大人になった私には子供の頃のように小学校までの距離を遠いとは感じなかった。
覚えてる?通学路の途中に柵の中に牛が飼われていた場所のこと。
いつだったか柵が壊れて牛が逃げ出したことがあったっけ。
 あと、風華が「水をはった田んぼが海みたいだ」といっていたあの田んぼは埋め立てられていて家が立っていたよ。
何年も離れているうちに風華とみんなで歩いたあの通学路の風景は少しずつ変わっていました。
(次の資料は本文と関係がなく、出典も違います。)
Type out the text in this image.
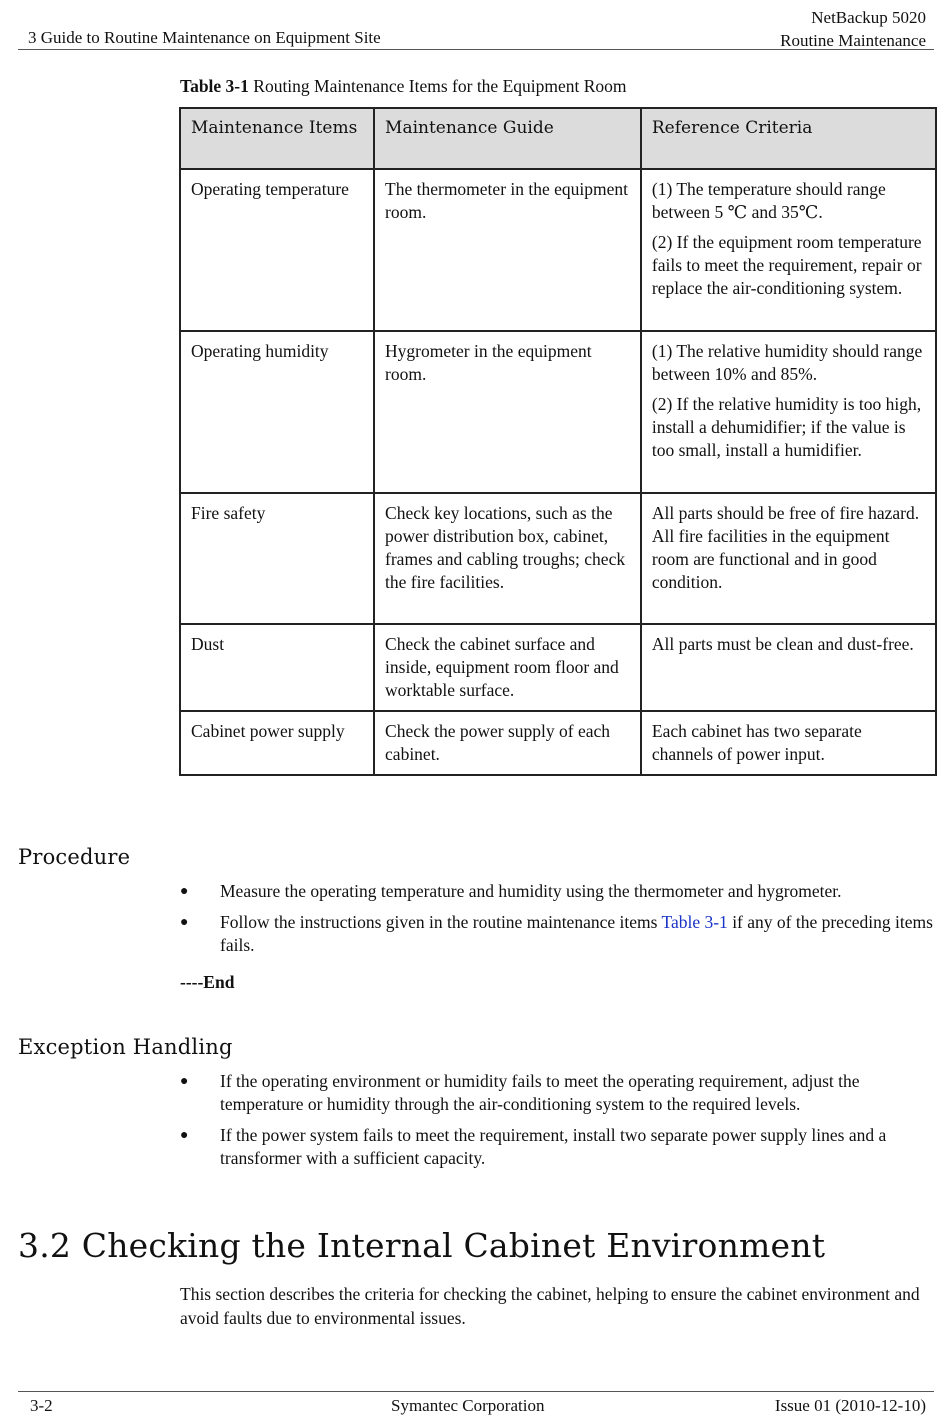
3 Guide to Routine Maintenance on Equipment Site
NetBackup 5020
Routine Maintenance
Table 3-1 Routing Maintenance Items for the Equipment Room
Maintenance Items	Maintenance Guide	Reference Criteria
Operating temperature	The thermometer in the equipment room.	(1) The temperature should range between 5 ℃ and 35℃.

(2) If the equipment room temperature fails to meet the requirement, repair or replace the air-conditioning system.

Operating humidity	Hygrometer in the equipment room.	(1) The relative humidity should range between 10% and 85%.

(2) If the relative humidity is too high, install a dehumidifier; if the value is too small, install a humidifier.

Fire safety	Check key locations, such as the power distribution box, cabinet, frames and cabling troughs; check the fire facilities.	All parts should be free of fire hazard. All fire facilities in the equipment room are functional and in good condition.

Dust	Check the cabinet surface and inside, equipment room floor and worktable surface.	All parts must be clean and dust-free.

Cabinet power supply	Check the power supply of each cabinet.	Each cabinet has two separate channels of power input.

Procedure
● Measure the operating temperature and humidity using the thermometer and hygrometer.
● Follow the instructions given in the routine maintenance items Table 3-1 if any of the preceding items fails.
----End
Exception Handling
● If the operating environment or humidity fails to meet the operating requirement, adjust the temperature or humidity through the air-conditioning system to the required levels.
● If the power system fails to meet the requirement, install two separate power supply lines and a transformer with a sufficient capacity.
3.2 Checking the Internal Cabinet Environment

This section describes the criteria for checking the cabinet, helping to ensure the cabinet environment and avoid faults due to environmental issues.

3-2	Symantec Corporation	Issue 01 (2010-12-10)
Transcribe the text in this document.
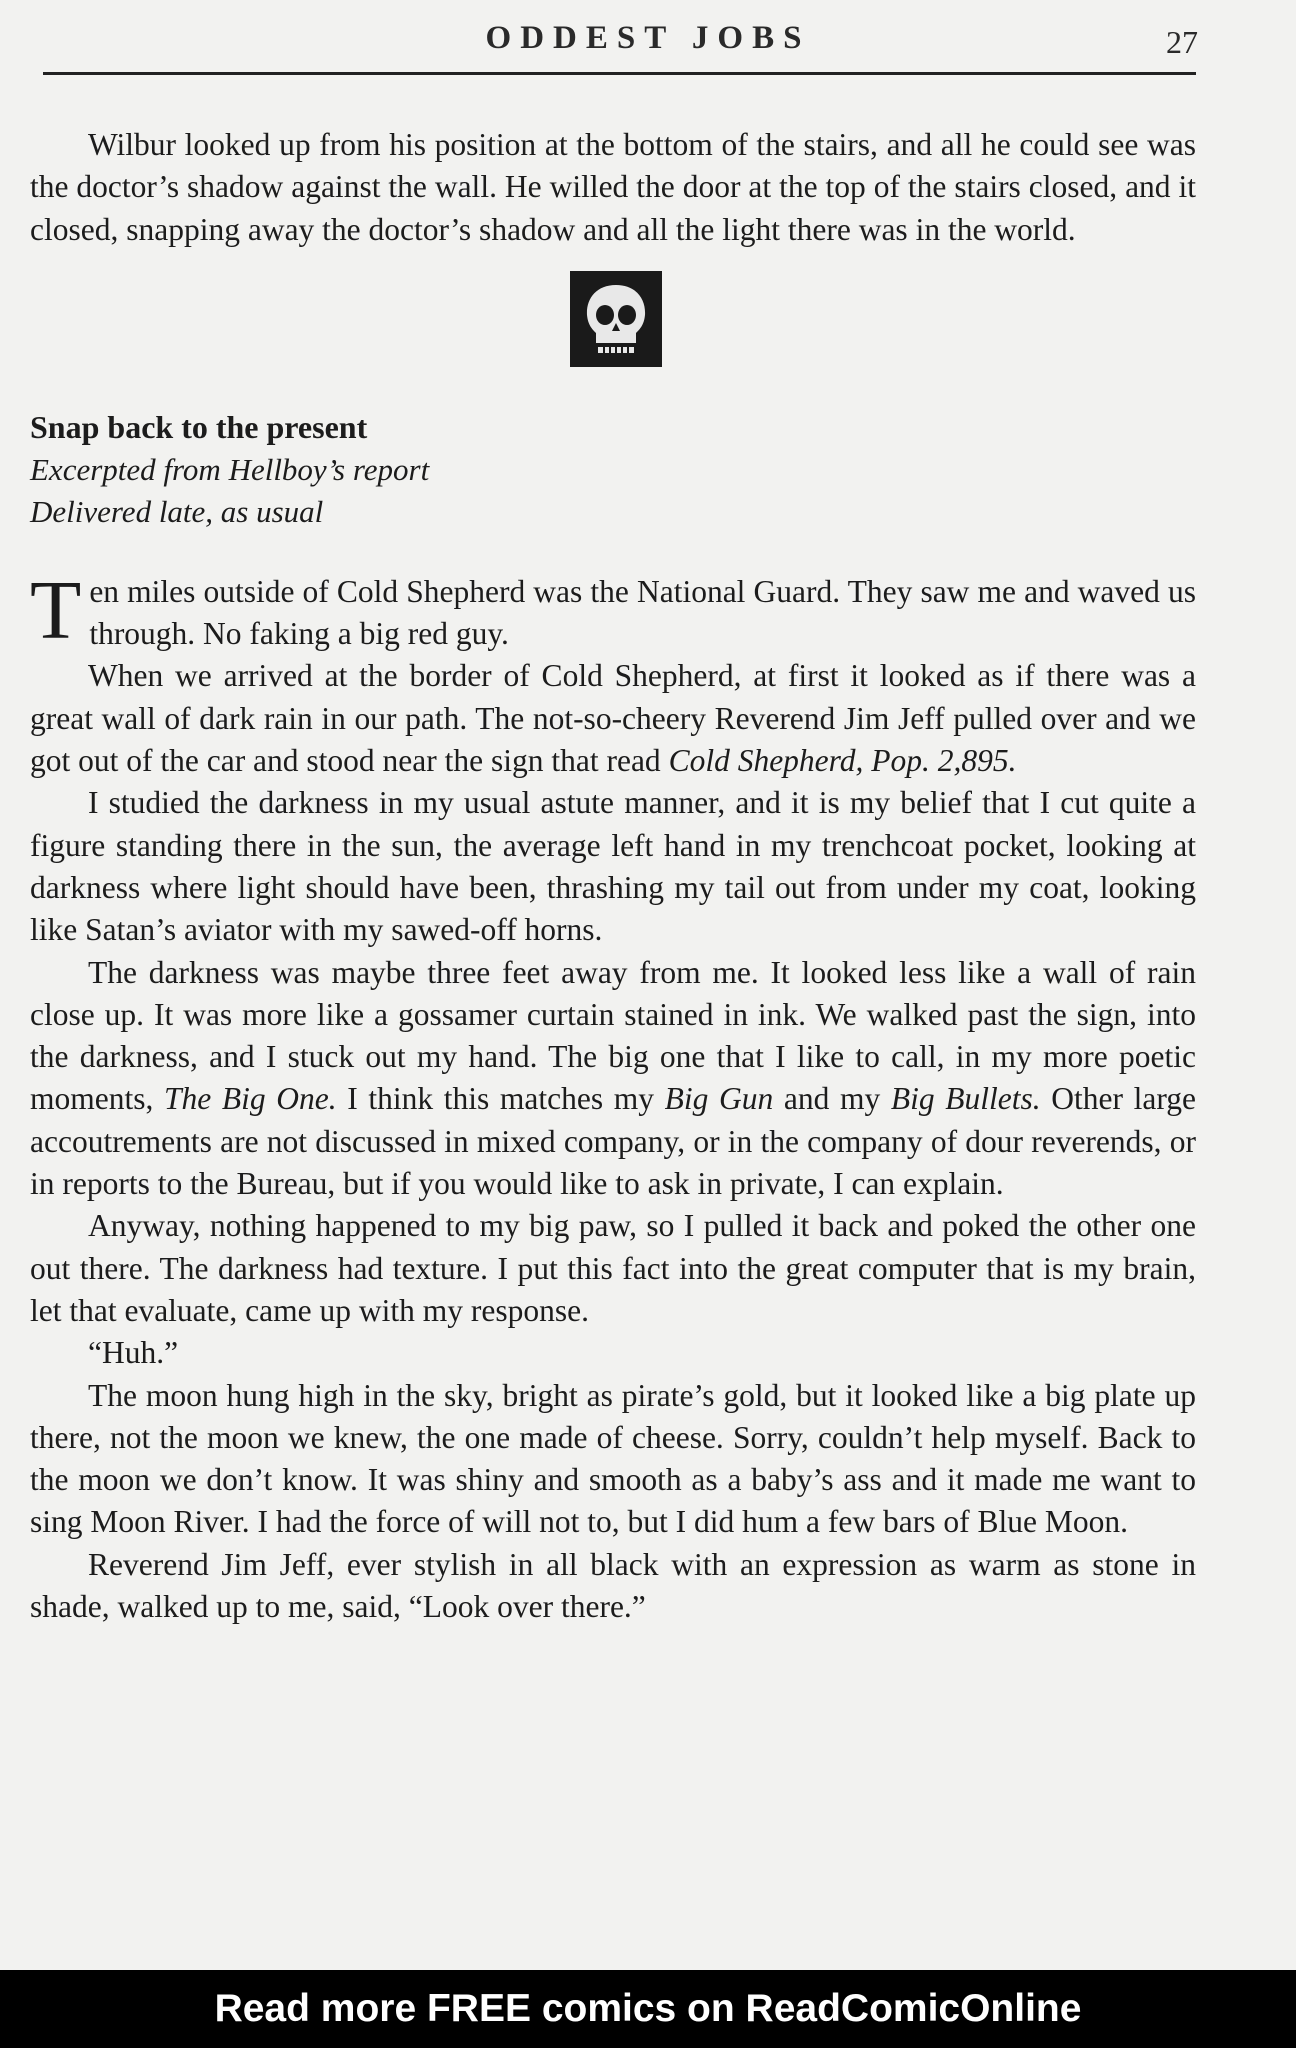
ODDEST JOBS	27

Wilbur looked up from his position at the bottom of the stairs, and all he could see was the doctor’s shadow against the wall. He willed the door at the top of the stairs closed, and it closed, snapping away the doctor’s shadow and all the light there was in the world.

Snap back to the present
Excerpted from Hellboy’s report
Delivered late, as usual

Ten miles outside of Cold Shepherd was the National Guard. They saw me and waved us through. No faking a big red guy.

When we arrived at the border of Cold Shepherd, at first it looked as if there was a great wall of dark rain in our path. The not-so-cheery Reverend Jim Jeff pulled over and we got out of the car and stood near the sign that read Cold Shepherd, Pop. 2,895.

I studied the darkness in my usual astute manner, and it is my belief that I cut quite a figure standing there in the sun, the average left hand in my trenchcoat pocket, looking at darkness where light should have been, thrashing my tail out from under my coat, looking like Satan’s aviator with my sawed-off horns.

The darkness was maybe three feet away from me. It looked less like a wall of rain close up. It was more like a gossamer curtain stained in ink. We walked past the sign, into the darkness, and I stuck out my hand. The big one that I like to call, in my more poetic moments, The Big One. I think this matches my Big Gun and my Big Bullets. Other large accoutrements are not discussed in mixed company, or in the company of dour reverends, or in reports to the Bureau, but if you would like to ask in private, I can explain.

Anyway, nothing happened to my big paw, so I pulled it back and poked the other one out there. The darkness had texture. I put this fact into the great computer that is my brain, let that evaluate, came up with my response.

“Huh.”

The moon hung high in the sky, bright as pirate’s gold, but it looked like a big plate up there, not the moon we knew, the one made of cheese. Sorry, couldn’t help myself. Back to the moon we don’t know. It was shiny and smooth as a baby’s ass and it made me want to sing Moon River. I had the force of will not to, but I did hum a few bars of Blue Moon.

Reverend Jim Jeff, ever stylish in all black with an expression as warm as stone in shade, walked up to me, said, “Look over there.”

Read more FREE comics on ReadComicOnline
懐かしい気持ちと驚きの気持ちでゆっくり景色を眺めながら歩いていたら、風華があの日見上げていた木の下にたどり着きました。
「この木も私達と同じように歳を重ねてきたんだな。」そう思いながらあの頃よりも細くなった枝たちを見あげた。
枯れ葉が全部無くなった木をいつまでもいつまでも見上げていたあなたの姿を思い出します。
幼かった私はあの頃のあなたが何に心を痛めていたのか、どんな思いでこの木を見上げていたのか、いえ、あなたの話に耳を傾けることができなかった。
その思いが今でも私の心から離れません。